Dan kepentingan sesaat itu nampaknya makin jelas berkaitan dengan anaknya gubernur Sulsel. Dalam konteks ini terasa dorongan nepotisme n kolutif makin kuat.
Watak seperti itu memang sudah menjadi watak organisasi boneka, yang sesungguhnya kita tidak pernah melihat manfaat maksimal atas kehadiran KNPI di negeri ini, bahkan cenderung hanya menjadi tunggangan bagi segelintir figur demi kepentingan pragmatis.
Jika saya nyatakan bahwa KNPI tidak bermanfaat secara maksimal, justeru membawa dampak negatif. Dengan kesadaran nepotisne dan kolutif itu organisasi ini ingin memanfaatkan sarana gedung kesenian sebagai sekretariatnya, dengan harapan pihak gubernur akan mengizinkannya.
Ironi yang lain dari KNPI ini ketika seminggu yang lalu beredar isu KNPI ingin berkantor di gedung kesenian, dengan dorongan bahwa KNPI bisa ikut berpartisipasi dalam memberdayakan kaum seniman untuk kembali memasuki ruang keseniannnya.
Dorongan keinginan seperti itu sesungguhnya suatu penghinaan kepada kaum seniman. Sebab, bukti sejarah kaum seniman telah memberikan kontribusi melalui gedung kesenian dan gedung itu identik dengan kaum seniman, jauh sebelum KNPI lahir di negeri ini.
Ironi lainnya terletak pada argumentasi KNPI yang menyatakan bahwa sekretariatnya sudah lagi tidak memadai untuk rapat.

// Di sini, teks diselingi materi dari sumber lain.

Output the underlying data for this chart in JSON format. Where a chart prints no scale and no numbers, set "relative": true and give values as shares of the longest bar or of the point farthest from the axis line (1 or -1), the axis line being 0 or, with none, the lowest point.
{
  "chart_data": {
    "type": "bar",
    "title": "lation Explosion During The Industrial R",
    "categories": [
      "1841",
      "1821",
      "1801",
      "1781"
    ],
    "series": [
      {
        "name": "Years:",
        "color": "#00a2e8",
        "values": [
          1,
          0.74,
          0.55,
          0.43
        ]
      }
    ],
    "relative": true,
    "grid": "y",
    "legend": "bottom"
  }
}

Dan alasan artifisial itu ditolak mentah mentah melalui ungkapan beberapa aktivis dan kaum seniman: mengapa KNPI tidak mencari gedung dan sarana pemerintah lainnya atau hotel jika mereka butuh untuk rapat?
Tapi, nampak masalahnya bukanlah soal kebutuhan kegiatan rapat.
Dibalik itu ada dorongan kuat KNPI untuk memasuki ruang kesenian dan ingin menunjukan taring kekuasaan politiknya, bahwa melalui nepotisme dan kolutif, membuktikan posisi politik KNPI.
Masalah ini tentu akan berlanjut kepada sejauh manakah pihak gubernur memiliki political will yang bijak: menolak KNPI dan sekaligus memupus dan memberangus watak nepotisme dan kolutif dari organisasi pemuda yang sesungguhnya memang sarat dengan ambisi namun tak memiliki visi politik dan kebudayaan.
Kita hanya bisa menunggu keputusan dan ketegasan gubernur , yang seminggu lalu telah menyatakan bahwa KNPI telah memiliki sekretariat. Sambil menunggu keputusan tegas gubernur, maka kaum seniman mesti menyatukan dan menyatakan sikap menolak keinginan KNPI.